Le vrai Bernard Landry

 

 

Je n’ai pas toujours été tendre envers Bernard Landry, particulièrement au temps des chiffons rouges et de ses propos négatifs envers le Canada. Le nouveau premier ministre, trop sûr de lui au début de son mandat et porté à des « écartades » verbales dépassant l’acceptable, méritait mes commentaires critiques.

 

Cependant, depuis quelque temps, au-delà de son verbalisme exagéré, sa performance générale dans la plupart des dossiers qu’il touche, s’améliore. Les économiques en particulier. J’en viens même à croire que, n’eut été l’action trop souvent hostile du gouvernement fédéral envers celui du Québec dans des dossiers qui avaient pour effet, même par pure incidence, d’encourager l’affirmation nationale du Québec, les résultats auraient été meilleurs. À titre d’exemple, il m’apparaît incorrect que le gouvernement fédéral bloque le versement de fonds au gouvernement du Québec dans le domaine de la santé, sous prétexte qu’il lui faille tout connaître des dépenses québécoises faites à partir des fonds transférés.
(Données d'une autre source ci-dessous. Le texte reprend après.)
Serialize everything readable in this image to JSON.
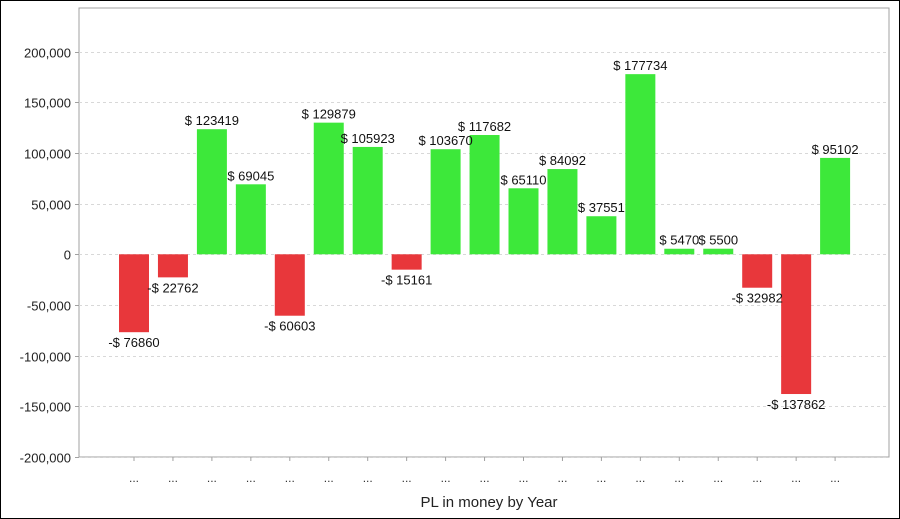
{
  "chart_data": {
    "type": "bar",
    "title": "",
    "xlabel": "PL in money by Year",
    "ylabel": "",
    "categories": [
      "...",
      "...",
      "...",
      "...",
      "...",
      "...",
      "...",
      "...",
      "...",
      "...",
      "...",
      "...",
      "...",
      "...",
      "...",
      "...",
      "...",
      "...",
      "..."
    ],
    "values": [
      -76860,
      -22762,
      123419,
      69045,
      -60603,
      129879,
      105923,
      -15161,
      103670,
      117682,
      65110,
      84092,
      37551,
      177734,
      5470,
      5500,
      -32982,
      -137862,
      95102
    ],
    "data_labels": [
      "-$ 76860",
      "-$ 22762",
      "$ 123419",
      "$ 69045",
      "-$ 60603",
      "$ 129879",
      "$ 105923",
      "-$ 15161",
      "$ 103670",
      "$ 117682",
      "$ 65110",
      "$ 84092",
      "$ 37551",
      "$ 177734",
      "$ 5470",
      "$ 5500",
      "-$ 32982",
      "-$ 137862",
      "$ 95102"
    ],
    "ylim": [
      -200000,
      243000
    ],
    "yticks": [
      200000,
      150000,
      100000,
      50000,
      0,
      -50000,
      -100000,
      -150000,
      -200000
    ],
    "ytick_labels": [
      "200,000",
      "150,000",
      "100,000",
      "50,000",
      "0",
      "-50,000",
      "-100,000",
      "-150,000",
      "-200,000"
    ],
    "grid": true,
    "colors": {
      "positive": "#3de83a",
      "negative": "#e8373b",
      "grid": "#d8d8d8",
      "axis": "#a0a0a0"
    }
  }
}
Le gouvernement fédéral ne doit ignorer que ces fonds proviennent de la population et que c’est à elle que les dirigeants québécois doivent rendre des comptes. Le gouvernement actuel du Québec au-delà de son attitude de gauche, parfois trop interventionniste, est probablement un des plus honnêtes et des plus compétents au Canada. Par les temps qui courent, je gagerais bien plus volontiers sur l’honnêteté et la compétence du gouvernement québécois que sur celles du gouvernement fédéral. J’ai bien l’impression que Bernard Landry y est pour beaucoup.

 

Lors de son passage à « Ici tout est permis »  animé par François Dompierre, à la deuxième chaîne de Radio-Canada, il y a peu de temps, Bernard Landry  s’est révélé un homme sensible, honnête, équilibré et passablement différent  du politicien partisan que nous avons l’habitude de voir. Ses propos sur la période précédent la Révolution tranquille et sur l’éducation qu’il a reçue  au séminaire de Joliette, où, selon lui,  tout n’était pas aussi noir et de peu de qualité qu’on veut bien nous le laisser croire dans des officines de gauche, m’ont laissé voir un individu courageux, n’ayant pas peur de dire des vérités à contre-courant des modes. Donc, potentiellement dommageable pour sa  popularité.

 

Bernard Landry m’apparaît être un politicien, à la fois de gauche modérée pour l’orientation de ses politiques, et du centre pour l’efficacité de leurs mises en oeuvre. À titre de chef du PQ, je souhaite qu’il arrive rapidement à communiquer son orientation modérée à sa propre formation politique, en aplanisse les excès de social-démocratie « déresponsabilisante » et la dote d’un meilleur équilibre intérieur.

 

Tout compte fait, il serait dommage que le PQ ne soit pas reporté au pouvoir lors des prochaines élections générales. Le Québec peut difficilement se permettre de sacrifier un premier ministre de sa qualité, à la tête d’une équipe réunissant les meilleurs éléments politiques de l’heure, au profit d’adversaires moins connus.

 

Bernard Landry et plusieurs membres de son équipe sont des valeurs sûres.